The study finds that among Canadian families between 1982 and 2010, the share of income received by the top 10 per cent of families increased by 12.9 per cent - a far more modest increase in inequality than other studies show.
The study, Income Inequality Measurement Sensitivities, is a part of a series of the studies examining different aspects of inequality.
"The nearly 13 per cent increase in income inequality since 1982 is much smaller than the often-quoted increases found in other studies, which ignore taxes and government transfers, and contradicts the popular narrative about an inequality crisis in Canada," said Christopher Sarlo, study co-author and economics professor at Nipissing University.
"Income inequality in Canada is often treated simplistically, is poorly defined, and presented without proper context, which can paint a flawed picture," said Jason Clemens, study co-author and Fraser Institute vice-president.
For example, earnings (wages, salaries) represent a narrow definition of income, yet many researchers use earnings to measure income inequality. Consequently, the results can be misleading because this measure of income ignores a number of critical factors including government transfers (welfare, old-age security, etc.) to low-income families.
Additionally, researchers who use earnings to measure income inequality ignore the effects of progressive taxation, which takes a larger percentage of income from high-income earners than it does from low-income earners.

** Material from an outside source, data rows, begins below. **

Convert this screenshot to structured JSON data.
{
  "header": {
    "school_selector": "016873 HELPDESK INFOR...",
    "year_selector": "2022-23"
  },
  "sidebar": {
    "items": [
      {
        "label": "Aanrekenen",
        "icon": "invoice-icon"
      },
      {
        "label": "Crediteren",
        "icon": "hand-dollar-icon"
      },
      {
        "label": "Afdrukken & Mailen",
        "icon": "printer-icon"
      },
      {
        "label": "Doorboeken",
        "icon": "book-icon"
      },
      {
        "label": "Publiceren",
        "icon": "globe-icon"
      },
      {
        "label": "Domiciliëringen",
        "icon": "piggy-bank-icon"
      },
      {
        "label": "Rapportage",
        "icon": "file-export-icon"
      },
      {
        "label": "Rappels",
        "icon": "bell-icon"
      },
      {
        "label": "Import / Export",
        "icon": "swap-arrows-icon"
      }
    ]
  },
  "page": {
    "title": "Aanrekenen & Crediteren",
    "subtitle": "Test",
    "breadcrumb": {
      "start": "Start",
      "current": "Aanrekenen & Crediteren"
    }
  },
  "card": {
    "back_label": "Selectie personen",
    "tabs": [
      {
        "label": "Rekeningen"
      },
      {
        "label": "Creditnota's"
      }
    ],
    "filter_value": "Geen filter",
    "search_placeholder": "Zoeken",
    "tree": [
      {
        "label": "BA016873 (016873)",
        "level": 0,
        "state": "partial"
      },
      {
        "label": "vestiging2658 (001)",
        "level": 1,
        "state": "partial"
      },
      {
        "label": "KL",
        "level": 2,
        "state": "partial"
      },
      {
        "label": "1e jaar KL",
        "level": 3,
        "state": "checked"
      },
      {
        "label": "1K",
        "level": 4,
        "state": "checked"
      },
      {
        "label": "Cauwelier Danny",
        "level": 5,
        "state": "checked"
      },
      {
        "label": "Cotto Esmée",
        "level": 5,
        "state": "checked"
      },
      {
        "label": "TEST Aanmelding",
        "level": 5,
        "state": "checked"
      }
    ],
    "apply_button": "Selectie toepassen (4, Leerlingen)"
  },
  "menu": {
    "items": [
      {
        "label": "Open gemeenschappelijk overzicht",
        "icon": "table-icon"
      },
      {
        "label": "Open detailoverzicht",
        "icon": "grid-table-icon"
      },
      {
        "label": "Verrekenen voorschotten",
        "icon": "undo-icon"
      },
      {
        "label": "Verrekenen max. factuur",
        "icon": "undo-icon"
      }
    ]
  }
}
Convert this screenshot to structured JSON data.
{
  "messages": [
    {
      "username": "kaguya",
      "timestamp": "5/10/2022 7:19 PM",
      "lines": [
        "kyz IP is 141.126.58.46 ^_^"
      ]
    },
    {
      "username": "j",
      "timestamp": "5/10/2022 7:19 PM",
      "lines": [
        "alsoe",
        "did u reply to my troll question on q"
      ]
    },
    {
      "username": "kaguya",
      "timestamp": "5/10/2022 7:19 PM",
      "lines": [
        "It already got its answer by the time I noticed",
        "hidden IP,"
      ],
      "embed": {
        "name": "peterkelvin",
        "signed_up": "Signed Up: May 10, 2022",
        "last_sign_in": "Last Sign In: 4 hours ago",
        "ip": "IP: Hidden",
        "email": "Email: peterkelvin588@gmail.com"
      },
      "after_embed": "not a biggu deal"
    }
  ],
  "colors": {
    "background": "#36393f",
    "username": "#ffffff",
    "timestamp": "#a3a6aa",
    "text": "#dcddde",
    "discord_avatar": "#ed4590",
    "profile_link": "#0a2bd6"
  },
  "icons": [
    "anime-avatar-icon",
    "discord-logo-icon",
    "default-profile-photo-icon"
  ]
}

"Ironically, some researchers use earnings as their sole measure of inequality, ignoring what government is already doing to close the inequality gap, then call on government to take action," said Sarlo.
Finally if you measure inequality using only the incomes of individual Canadians, you will find a higher (and potentially misleading) level of inequality than if you use family incomes.
"If measured in isolation, the income of some stay-at-home parents may appear relatively low, but when the incomes of the entire household are factored into the equation, that same parent likely moves up the income range," Clemens said.
Therefore, the most accurate measurement for income inequality is after-tax income (which includes government transfers) adjusted for family size.